Keller @ Large: New Battleground State Polls Are Bad News For 2020 Democrats
BOSTON (CBS) - Imagine you're the Democratic Party, riding high off a midterm trouncing of GOP House candidates, eyeing a White House occupied by a one-man self-wrecking ball.
The primary task of any campaign – to turn out its base – is made easier by the relentless obnoxiousness and patent dishonesty of the incumbent, not to mention mounting warning signs of an economic slowdown. Between the furious and the anxious, you have an ample pool of voters who'd prefer to vote him out now rather than wait a year.
But in a deeply divided country, you still need a few more votes to get over. They are mostly moderates, relatively tolerant socially and open to criticism of corporate behavior, but relatively conservative fiscally, wary of tax hikes and dramatic changes to their health care.
So what do you do in the summer and fall leading into the primary season? Keep your intra-party arguments as low-key as possible. Avoid hard-left ideology. And keep the focus, every day in every way, on the incumbent and the reasons why a large majority of voters can't stand him.
Right?
Not if you're the 2019 Democratic Party.
No, party chairman Tom Perez wanted to create "a process that gives every single person the chance to articulate her or his vision for the American people." He found the huge Democratic field to be "really great people in their own right" and wanted to "make sure the American people get to see what I've had the privilege of experiencing."

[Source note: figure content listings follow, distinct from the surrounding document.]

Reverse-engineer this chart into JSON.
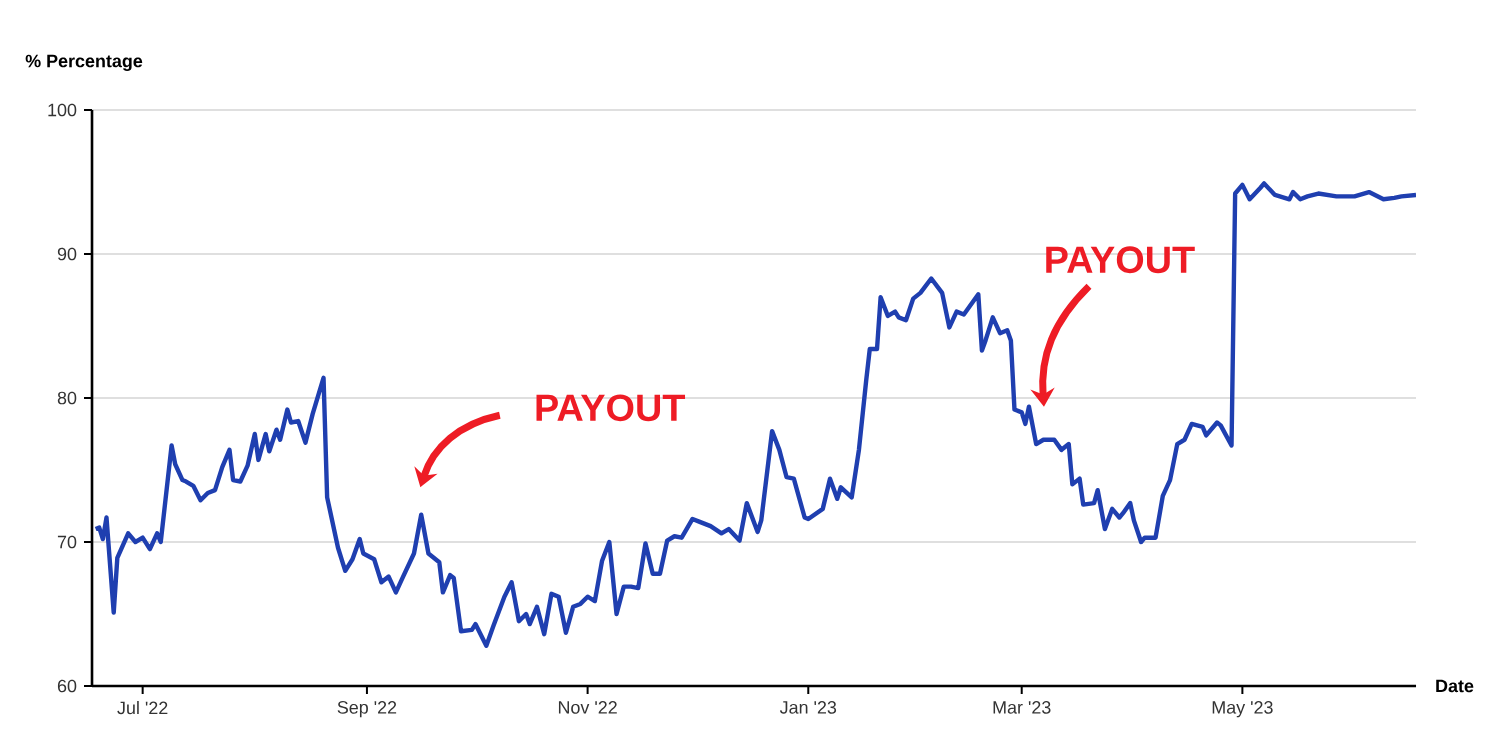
{
  "chart_data": {
    "type": "line",
    "ylabel": "% Percentage",
    "xlabel": "Date",
    "xlim": [
      "2022-06-17",
      "2023-06-18"
    ],
    "ylim": [
      60,
      100
    ],
    "xticks": [
      {
        "value": "2022-07-01",
        "label": "Jul '22"
      },
      {
        "value": "2022-09-01",
        "label": "Sep '22"
      },
      {
        "value": "2022-11-01",
        "label": "Nov '22"
      },
      {
        "value": "2023-01-01",
        "label": "Jan '23"
      },
      {
        "value": "2023-03-01",
        "label": "Mar '23"
      },
      {
        "value": "2023-05-01",
        "label": "May '23"
      }
    ],
    "yticks": [
      60,
      70,
      80,
      90,
      100
    ],
    "grid": "y",
    "color": "#1f3fb0",
    "annotations": [
      "PAYOUT",
      "PAYOUT"
    ],
    "x": [
      "2022-06-18",
      "2022-06-19",
      "2022-06-20",
      "2022-06-21",
      "2022-06-23",
      "2022-06-24",
      "2022-06-27",
      "2022-06-29",
      "2022-07-01",
      "2022-07-03",
      "2022-07-05",
      "2022-07-06",
      "2022-07-09",
      "2022-07-10",
      "2022-07-12",
      "2022-07-13",
      "2022-07-15",
      "2022-07-17",
      "2022-07-19",
      "2022-07-21",
      "2022-07-23",
      "2022-07-25",
      "2022-07-26",
      "2022-07-28",
      "2022-07-30",
      "2022-08-01",
      "2022-08-02",
      "2022-08-04",
      "2022-08-05",
      "2022-08-07",
      "2022-08-08",
      "2022-08-10",
      "2022-08-11",
      "2022-08-13",
      "2022-08-15",
      "2022-08-17",
      "2022-08-20",
      "2022-08-21",
      "2022-08-24",
      "2022-08-26",
      "2022-08-28",
      "2022-08-30",
      "2022-08-31",
      "2022-09-03",
      "2022-09-05",
      "2022-09-07",
      "2022-09-09",
      "2022-09-11",
      "2022-09-14",
      "2022-09-16",
      "2022-09-18",
      "2022-09-21",
      "2022-09-22",
      "2022-09-24",
      "2022-09-25",
      "2022-09-27",
      "2022-09-30",
      "2022-10-01",
      "2022-10-04",
      "2022-10-06",
      "2022-10-09",
      "2022-10-11",
      "2022-10-13",
      "2022-10-15",
      "2022-10-16",
      "2022-10-18",
      "2022-10-20",
      "2022-10-22",
      "2022-10-24",
      "2022-10-26",
      "2022-10-28",
      "2022-10-30",
      "2022-11-01",
      "2022-11-03",
      "2022-11-05",
      "2022-11-07",
      "2022-11-09",
      "2022-11-11",
      "2022-11-13",
      "2022-11-15",
      "2022-11-17",
      "2022-11-19",
      "2022-11-21",
      "2022-11-23",
      "2022-11-25",
      "2022-11-27",
      "2022-11-30",
      "2022-12-02",
      "2022-12-05",
      "2022-12-08",
      "2022-12-10",
      "2022-12-13",
      "2022-12-15",
      "2022-12-18",
      "2022-12-19",
      "2022-12-22",
      "2022-12-24",
      "2022-12-26",
      "2022-12-28",
      "2022-12-31",
      "2023-01-01",
      "2023-01-05",
      "2023-01-07",
      "2023-01-09",
      "2023-01-10",
      "2023-01-13",
      "2023-01-15",
      "2023-01-17",
      "2023-01-18",
      "2023-01-20",
      "2023-01-21",
      "2023-01-23",
      "2023-01-25",
      "2023-01-26",
      "2023-01-28",
      "2023-01-30",
      "2023-02-01",
      "2023-02-04",
      "2023-02-07",
      "2023-02-09",
      "2023-02-11",
      "2023-02-13",
      "2023-02-17",
      "2023-02-18",
      "2023-02-19",
      "2023-02-21",
      "2023-02-23",
      "2023-02-25",
      "2023-02-26",
      "2023-02-27",
      "2023-03-01",
      "2023-03-02",
      "2023-03-03",
      "2023-03-05",
      "2023-03-07",
      "2023-03-10",
      "2023-03-12",
      "2023-03-14",
      "2023-03-15",
      "2023-03-17",
      "2023-03-18",
      "2023-03-21",
      "2023-03-22",
      "2023-03-24",
      "2023-03-26",
      "2023-03-28",
      "2023-03-29",
      "2023-03-31",
      "2023-04-01",
      "2023-04-03",
      "2023-04-04",
      "2023-04-07",
      "2023-04-09",
      "2023-04-11",
      "2023-04-13",
      "2023-04-15",
      "2023-04-17",
      "2023-04-20",
      "2023-04-21",
      "2023-04-24",
      "2023-04-25",
      "2023-04-28",
      "2023-04-29",
      "2023-05-01",
      "2023-05-03",
      "2023-05-06",
      "2023-05-07",
      "2023-05-10",
      "2023-05-14",
      "2023-05-15",
      "2023-05-17",
      "2023-05-19",
      "2023-05-22",
      "2023-05-27",
      "2023-06-01",
      "2023-06-05",
      "2023-06-09",
      "2023-06-12",
      "2023-06-14",
      "2023-06-18"
    ],
    "values": [
      70.9,
      71.0,
      70.2,
      71.7,
      65.1,
      68.9,
      70.6,
      70.0,
      70.3,
      69.5,
      70.6,
      70.0,
      76.7,
      75.4,
      74.3,
      74.2,
      73.9,
      72.9,
      73.4,
      73.6,
      75.2,
      76.4,
      74.3,
      74.2,
      75.3,
      77.5,
      75.7,
      77.5,
      76.3,
      77.8,
      77.1,
      79.2,
      78.3,
      78.4,
      76.9,
      78.9,
      81.4,
      73.1,
      69.6,
      68.0,
      68.8,
      70.2,
      69.2,
      68.8,
      67.2,
      67.6,
      66.5,
      67.6,
      69.2,
      71.9,
      69.2,
      68.6,
      66.5,
      67.7,
      67.5,
      63.8,
      63.9,
      64.3,
      62.8,
      64.2,
      66.2,
      67.2,
      64.5,
      65.0,
      64.3,
      65.5,
      63.6,
      66.4,
      66.2,
      63.7,
      65.5,
      65.7,
      66.2,
      65.9,
      68.7,
      70.0,
      65.0,
      66.9,
      66.9,
      66.8,
      69.9,
      67.8,
      67.8,
      70.1,
      70.4,
      70.3,
      71.6,
      71.4,
      71.1,
      70.6,
      70.9,
      70.1,
      72.7,
      70.7,
      71.5,
      77.7,
      76.4,
      74.5,
      74.4,
      71.7,
      71.6,
      72.3,
      74.4,
      73.0,
      73.8,
      73.1,
      76.4,
      81.2,
      83.4,
      83.4,
      87.0,
      85.7,
      86.0,
      85.6,
      85.4,
      86.9,
      87.3,
      88.3,
      87.3,
      84.9,
      86.0,
      85.8,
      87.2,
      83.3,
      84.0,
      85.6,
      84.5,
      84.7,
      84.0,
      79.2,
      79.0,
      78.2,
      79.4,
      76.8,
      77.1,
      77.1,
      76.4,
      76.8,
      74.0,
      74.4,
      72.6,
      72.7,
      73.6,
      70.9,
      72.3,
      71.7,
      72.0,
      72.7,
      71.5,
      70.0,
      70.3,
      70.3,
      73.2,
      74.3,
      76.8,
      77.1,
      78.2,
      78.0,
      77.4,
      78.3,
      78.1,
      76.7,
      94.2,
      94.8,
      93.8,
      94.6,
      94.9,
      94.1,
      93.8,
      94.3,
      93.8,
      94.0,
      94.2,
      94.0,
      94.0,
      94.3,
      93.8,
      93.9,
      94.0,
      94.1
    ]
  }
}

Four-and-a-half months later, the resulting pander fest – which has supplied the Trump campaign with a treasure trove of video of candidates endorsing politically problematic positions on immigration, gun control and health care reform – has yielded the results of the new battleground state polls from the New York Times and Siena College, which "suggest that the president's advantage in the Electoral College relative to the nation as a whole remains intact or has even grown since 2016, raising the possibility that the Republicans could — for the third time in the past six elections — win the presidency while losing the popular vote…."
"The poll offers little evidence that any Democrat, including Mr. Biden, has made substantial progress toward winning back the white working-class voters who defected to the president in 2016, at least so far. All the leading Democratic candidates trail in the precincts or counties that voted for Barack Obama and then flipped to Mr. Trump."
Perhaps the televised impeachment hearings will enhance swing voter scrutiny of and distaste for Trump.
Maybe, miraculously, the apparent deadlock among the top Democratic candidates will break loose, enabling an early anointment that will free the future nominee to start talking to those voters in a way that doesn't repel them.
But if these poll numbers are truly the swing state reality after three years of presidential policy bungling and compulsive self-incrimination, what should be a bright future for the Democrats instead looks unnecessarily bleak.